Возрождение Научного студенческого общества

В 50-е годы на компромиссы с лысенковцами вынужденно шли не только профессора и преподаватели. Я могу признаться, что как студент тоже совершал конформистские поступки. Осенью 1955 г. я был назначен (факультетским комсомольским бюро) председателем возрождённого Научного студенческого общества (НСО) Биолого-почвенного факультета. Это общество существовало в старом здании университета примерно до 1951 или 1952 г. и, как говорят в таких случаях, «под давлением общественного мнения» возродилось в 1955 г., когда биофак уже располагался в новом здании МГУ на Воробьёвых Горах. Кураторами НСО в 1955 г. были назначены деканатом по рекомендации партбюро факультета старший преподаватель, зоолог К. Н. Благосклонов, профессор Ф. М. Куперман (кафедра дарвинизма) и пофессор Н. П. Ремизов (почвовед). Молодой научный сотрудник (или аспирант) В. Н. Тихомиров тоже курировал НСО (наверно от бюро ВЛКСМ факультета). Я говорю о конформизме потому, что Фаина Михайловна Куперман была воинственным проповедником «мичуринской биологии», а я, уже в полной мере осознавая реакционность этого течения, а точнее – режима в науке, сотрудничал с нею. Сотрудничество выразилось в том, что под редакцией К. Н. Благосклонова, Ф. М. Куперман, Н. П. Ремизова и при активном участии моём и моих коллег по Совету НСО (Р. Алексахин, Е. Евлампиева, Н. Ломовская, В. Чернышев) был издан «Сборник студенческих научных работ» (МГУ. М. 1957 г.). Этот уникальный сборник характерен тем, что отражал тематику исследований на биофаке, однако он отмечен одной отрицательной чертой, возникшей вопреки протестам нас, студентов. Его редакторы изъяли из всех статей списки цитируемой литературы и тем неимоверно снизили ценность и цитируемость этих студенческих статей. Почему это было сделано? Ф. И. Куперман приводила какие-то «аргументы» типа нехватки листажа. Обман! Скорее всего, дело было в том, что в нескольких статьях студентов Кафедры дарвинизма (зав. проф. Ф. А. Дворянкин) и генетики (мичуринской) цитировать было нечего или студентов не научили цитировать научную литературу, и преподавателям этих кафедр (Ф. М. Куперман, С. И. Исаеву, Н. И. Фейгенсону, Е. К. Меркурьевой и др.) просто было стыдно обнажать истинный уровень их «научного» руководства и соответствующий этому уровень студенческих публикаций.

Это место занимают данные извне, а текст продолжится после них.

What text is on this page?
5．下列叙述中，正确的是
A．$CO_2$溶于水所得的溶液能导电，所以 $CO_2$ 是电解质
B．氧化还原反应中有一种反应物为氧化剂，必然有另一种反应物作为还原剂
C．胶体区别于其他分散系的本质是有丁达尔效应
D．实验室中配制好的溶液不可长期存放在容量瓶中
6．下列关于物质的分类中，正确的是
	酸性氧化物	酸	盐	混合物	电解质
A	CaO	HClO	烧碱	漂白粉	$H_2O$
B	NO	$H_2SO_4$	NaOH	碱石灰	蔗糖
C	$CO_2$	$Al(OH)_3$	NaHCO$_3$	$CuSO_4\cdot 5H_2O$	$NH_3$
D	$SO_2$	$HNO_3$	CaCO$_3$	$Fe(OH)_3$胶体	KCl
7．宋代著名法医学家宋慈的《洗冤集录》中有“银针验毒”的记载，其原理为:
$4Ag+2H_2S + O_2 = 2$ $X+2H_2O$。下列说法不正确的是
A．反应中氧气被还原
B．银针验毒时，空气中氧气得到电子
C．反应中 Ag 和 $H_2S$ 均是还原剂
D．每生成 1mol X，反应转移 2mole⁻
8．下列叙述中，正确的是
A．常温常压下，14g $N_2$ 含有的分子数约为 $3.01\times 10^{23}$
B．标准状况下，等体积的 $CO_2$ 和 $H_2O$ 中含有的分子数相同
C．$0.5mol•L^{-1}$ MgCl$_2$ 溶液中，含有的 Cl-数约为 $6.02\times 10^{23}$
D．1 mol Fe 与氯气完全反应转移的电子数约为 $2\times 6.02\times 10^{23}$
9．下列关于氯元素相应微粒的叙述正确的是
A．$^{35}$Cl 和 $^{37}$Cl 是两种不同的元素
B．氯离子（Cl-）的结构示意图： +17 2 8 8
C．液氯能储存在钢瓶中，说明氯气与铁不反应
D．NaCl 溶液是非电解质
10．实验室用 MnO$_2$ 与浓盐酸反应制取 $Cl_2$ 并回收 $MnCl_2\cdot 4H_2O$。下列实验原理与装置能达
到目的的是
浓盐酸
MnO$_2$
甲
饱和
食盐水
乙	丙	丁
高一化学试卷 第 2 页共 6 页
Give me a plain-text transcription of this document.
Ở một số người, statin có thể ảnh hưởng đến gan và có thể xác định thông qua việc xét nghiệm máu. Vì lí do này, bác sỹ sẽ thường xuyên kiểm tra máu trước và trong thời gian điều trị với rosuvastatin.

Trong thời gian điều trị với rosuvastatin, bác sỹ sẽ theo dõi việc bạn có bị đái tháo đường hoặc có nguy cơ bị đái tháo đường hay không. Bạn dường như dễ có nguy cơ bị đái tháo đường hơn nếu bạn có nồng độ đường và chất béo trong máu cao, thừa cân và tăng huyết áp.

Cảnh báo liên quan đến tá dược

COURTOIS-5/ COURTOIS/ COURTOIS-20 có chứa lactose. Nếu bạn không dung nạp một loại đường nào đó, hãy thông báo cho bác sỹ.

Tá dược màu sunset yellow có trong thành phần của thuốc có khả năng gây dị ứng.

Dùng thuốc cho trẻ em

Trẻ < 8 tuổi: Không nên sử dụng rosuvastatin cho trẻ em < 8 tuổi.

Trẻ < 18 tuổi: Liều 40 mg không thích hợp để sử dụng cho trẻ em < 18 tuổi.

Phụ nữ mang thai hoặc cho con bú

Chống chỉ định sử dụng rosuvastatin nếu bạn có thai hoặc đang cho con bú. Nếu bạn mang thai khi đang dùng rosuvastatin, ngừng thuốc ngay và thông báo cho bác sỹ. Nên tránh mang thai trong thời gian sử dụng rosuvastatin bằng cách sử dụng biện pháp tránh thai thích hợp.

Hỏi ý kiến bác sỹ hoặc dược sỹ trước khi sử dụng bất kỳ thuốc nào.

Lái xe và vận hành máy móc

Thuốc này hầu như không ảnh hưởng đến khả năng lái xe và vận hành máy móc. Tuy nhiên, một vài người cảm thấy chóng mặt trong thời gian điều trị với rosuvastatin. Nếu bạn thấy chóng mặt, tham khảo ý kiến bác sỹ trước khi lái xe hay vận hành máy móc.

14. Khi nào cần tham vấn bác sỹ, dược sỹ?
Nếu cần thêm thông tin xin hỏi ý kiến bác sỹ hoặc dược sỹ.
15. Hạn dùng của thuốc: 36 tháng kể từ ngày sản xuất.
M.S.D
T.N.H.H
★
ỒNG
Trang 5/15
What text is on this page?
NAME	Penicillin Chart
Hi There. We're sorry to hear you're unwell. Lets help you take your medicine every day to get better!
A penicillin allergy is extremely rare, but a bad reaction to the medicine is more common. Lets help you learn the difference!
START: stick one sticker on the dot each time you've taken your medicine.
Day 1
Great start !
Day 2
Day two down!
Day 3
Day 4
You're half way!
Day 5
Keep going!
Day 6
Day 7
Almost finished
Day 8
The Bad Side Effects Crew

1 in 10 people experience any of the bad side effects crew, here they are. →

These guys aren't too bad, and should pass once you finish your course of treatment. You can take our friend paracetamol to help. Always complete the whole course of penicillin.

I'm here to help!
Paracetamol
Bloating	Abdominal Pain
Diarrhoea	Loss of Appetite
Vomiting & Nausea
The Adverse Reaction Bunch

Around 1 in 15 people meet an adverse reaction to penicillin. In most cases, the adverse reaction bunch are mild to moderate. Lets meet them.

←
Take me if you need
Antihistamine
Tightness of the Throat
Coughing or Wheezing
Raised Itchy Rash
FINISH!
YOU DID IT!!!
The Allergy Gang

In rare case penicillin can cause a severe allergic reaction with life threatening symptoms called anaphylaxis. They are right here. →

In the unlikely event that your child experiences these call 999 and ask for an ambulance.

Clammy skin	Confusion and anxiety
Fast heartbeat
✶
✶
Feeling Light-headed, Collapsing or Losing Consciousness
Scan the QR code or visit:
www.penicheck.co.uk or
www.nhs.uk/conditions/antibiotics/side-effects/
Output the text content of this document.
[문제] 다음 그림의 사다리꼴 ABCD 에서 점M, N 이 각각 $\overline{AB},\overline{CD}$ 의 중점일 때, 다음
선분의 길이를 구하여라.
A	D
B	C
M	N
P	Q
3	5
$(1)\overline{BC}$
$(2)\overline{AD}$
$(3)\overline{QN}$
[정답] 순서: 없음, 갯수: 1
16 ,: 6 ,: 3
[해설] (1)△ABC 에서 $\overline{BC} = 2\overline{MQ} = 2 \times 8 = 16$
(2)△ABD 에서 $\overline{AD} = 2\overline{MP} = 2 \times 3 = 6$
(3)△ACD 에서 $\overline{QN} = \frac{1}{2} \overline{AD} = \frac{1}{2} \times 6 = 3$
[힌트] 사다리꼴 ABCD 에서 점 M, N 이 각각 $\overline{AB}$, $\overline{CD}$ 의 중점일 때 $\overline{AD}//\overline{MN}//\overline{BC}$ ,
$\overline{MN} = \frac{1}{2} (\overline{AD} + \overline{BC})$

Очерки о биологах второй половины ХХ века - i_009.jpg

Студенты третьего курса биофака (1953 г.). Слева направо: Ю. Б. Мантейфель, Ю. Ф. Богданов, С. И. Розанов. (из архива автора).

Публикации упомянутого сборника предшествовала организованная НСО научная студенческая конференция факультета. В Совете НСО моим заместителем был Владимир Чернышев, позднее ставший профессором кафедры энтомологии МГУ. Вместе с ним (и с согласия Ф. М. Куперман, а следовательно и партбюро) мы организовали на факультете лекцию Т. Д. Лысенко. Уговаривать Т. Д. Лысенко выступить перед нами ездил студент Виктор Иванов (ныне д.б.н., профессор Виктор Борисович Иванов, сотрудник Института физиологии растений РАН). Он был однокурсником сестёр Ляпуновых и участником их кружка, о котором шла речь выше. Наша цель была дать возможность студентам увидеть и услышать самого Лысенко, чтобы каждый мог составить личное впечатление о нём и его аргументах. Цель была коварной, ибо в том, что Лысенко будет выглядеть одиозно и смешно, мы не сомневались.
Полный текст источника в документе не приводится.